Alaska officials have canceled several crab harvests in a conservation effort that sent shock waves through the crabbing industry in the region. Officials canceled the fall Bristol Bay red king crab harvest and, for the first time on record, are also holding off on the winter harvest of snow crab, according to multiple reports.
The decision comes after stark recent population declines of the animals. Data from an NOAA eastern Bering Sea survey shows a 92% decline in overall snow crab abundance from 2018 to 2021, the Alaska Department of Fish and Game confirmed to USA TODAY. An 83% decline occurred from 2018 to 2022, as some small crab entered the population in 2022, according to the department’s Division of Commercial Fisheries.

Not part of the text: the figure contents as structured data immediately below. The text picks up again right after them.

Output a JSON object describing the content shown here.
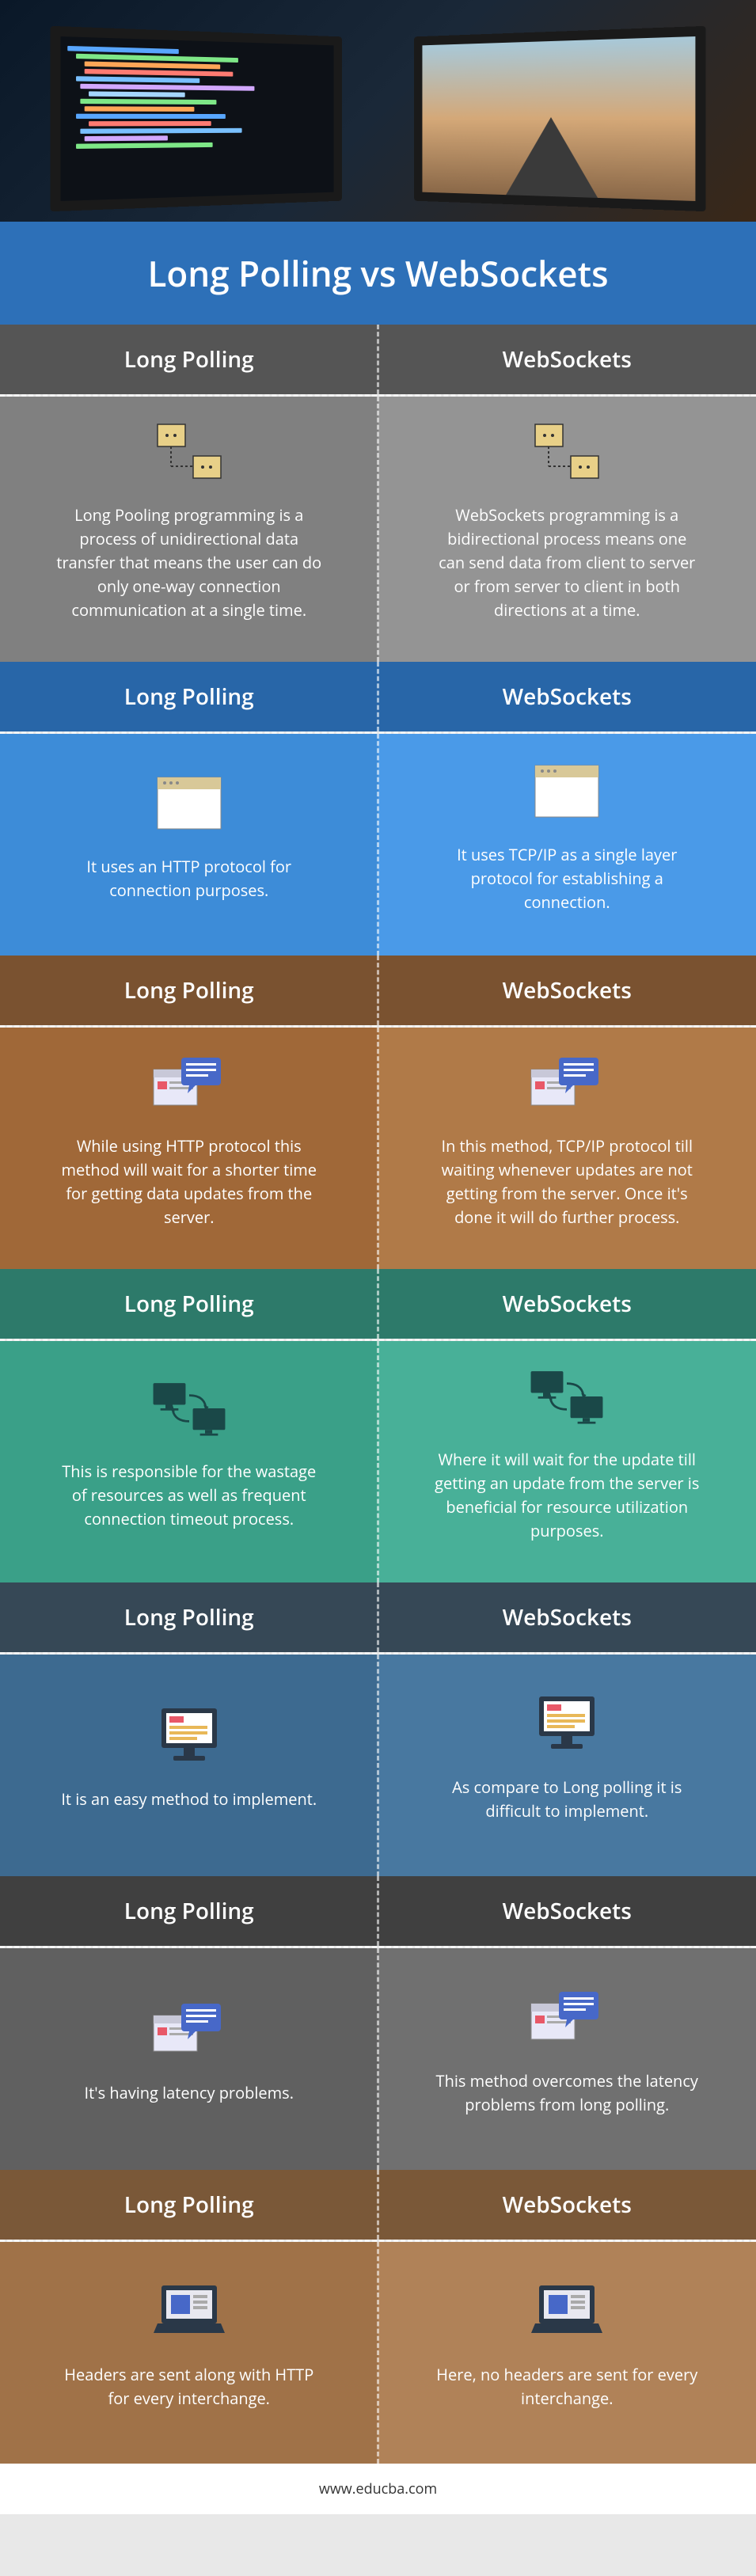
{
  "title": "Long Polling vs WebSockets",
  "footer": "www.educba.com",
  "sections": [
    {
      "header_left_bg": "#555555",
      "header_right_bg": "#555555",
      "left_bg": "#808080",
      "right_bg": "#949494",
      "left_label": "Long Polling",
      "right_label": "WebSockets",
      "icon": "network-nodes",
      "icon_left": "#e8d088",
      "icon_right": "#e8d088",
      "left_text": "Long Pooling programming is a process of unidirectional data transfer that means the user can do only one-way connection communication at a single time.",
      "right_text": "WebSockets programming is a bidirectional process means one can send data from client to server or from server to client in both directions at a time."
    },
    {
      "header_left_bg": "#2866a8",
      "header_right_bg": "#2866a8",
      "left_bg": "#3d8cd8",
      "right_bg": "#4a9ae8",
      "left_label": "Long Polling",
      "right_label": "WebSockets",
      "icon": "window",
      "icon_left": "#ffffff",
      "icon_right": "#ffffff",
      "left_text": "It uses an HTTP protocol for connection purposes.",
      "right_text": "It uses TCP/IP as a single layer protocol for establishing a connection."
    },
    {
      "header_left_bg": "#7a5230",
      "header_right_bg": "#7a5230",
      "left_bg": "#a06838",
      "right_bg": "#b07a48",
      "left_label": "Long Polling",
      "right_label": "WebSockets",
      "icon": "chat-window",
      "icon_left": "#4768c8",
      "icon_right": "#4768c8",
      "left_text": "While using HTTP protocol this method will wait for a shorter time for getting data updates from the server.",
      "right_text": "In this method, TCP/IP protocol till waiting whenever updates are not getting from the server. Once it's done it will do further process."
    },
    {
      "header_left_bg": "#2d7a6a",
      "header_right_bg": "#2d7a6a",
      "left_bg": "#3aa088",
      "right_bg": "#48b098",
      "left_label": "Long Polling",
      "right_label": "WebSockets",
      "icon": "screens-transfer",
      "icon_left": "#1a4848",
      "icon_right": "#1a4848",
      "left_text": "This is responsible for the wastage of resources as well as frequent connection timeout process.",
      "right_text": "Where it will wait for the update till getting an update from the server is beneficial for resource utilization purposes."
    },
    {
      "header_left_bg": "#364856",
      "header_right_bg": "#364856",
      "left_bg": "#3d6a90",
      "right_bg": "#4878a0",
      "left_label": "Long Polling",
      "right_label": "WebSockets",
      "icon": "computer",
      "icon_left": "#ffffff",
      "icon_right": "#ffffff",
      "left_text": "It is an easy method to implement.",
      "right_text": "As compare to Long polling it is difficult to implement."
    },
    {
      "header_left_bg": "#404040",
      "header_right_bg": "#404040",
      "left_bg": "#606060",
      "right_bg": "#707070",
      "left_label": "Long Polling",
      "right_label": "WebSockets",
      "icon": "chat-window",
      "icon_left": "#4768c8",
      "icon_right": "#4768c8",
      "left_text": "It's having latency problems.",
      "right_text": "This method overcomes the latency problems from long polling."
    },
    {
      "header_left_bg": "#7a5838",
      "header_right_bg": "#7a5838",
      "left_bg": "#a07248",
      "right_bg": "#b08258",
      "left_label": "Long Polling",
      "right_label": "WebSockets",
      "icon": "laptop",
      "icon_left": "#4768c8",
      "icon_right": "#4768c8",
      "left_text": "Headers are sent along with HTTP for every interchange.",
      "right_text": "Here, no headers are sent for every interchange."
    }
  ]
}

Last year’s snow crab harvest was 5.6 million pounds, the smallest in over 40 years. Snow crab populations dropped after a 2019 Bering Sea warming, and the causes of the population crash are likely stresses from the warmer water and increased threats from predators. “Management of Bering Sea snow crab must now focus on conservation and rebuilding given the condition of the stock,” the Alaska Department of Fish and Game said in a Monday statement.
Bering Sea crab harvests as recently as 2016 grossed $280 million, according to the Seattle Times. A fleet of about 60 vessels from Alaska, Washington and Oregon typically pursue the crab, and each boat employs approximately six people. “It’s going to be life-changing, if not career-ending, for people,” Dean Gribble Sr., a crab boat captain who has fished for snow crab since the late 1970s, told NBC News. “A lot of these guys with families and kids, there’s no option other than getting out. That’s where the hammer is going to fall – on the crew.”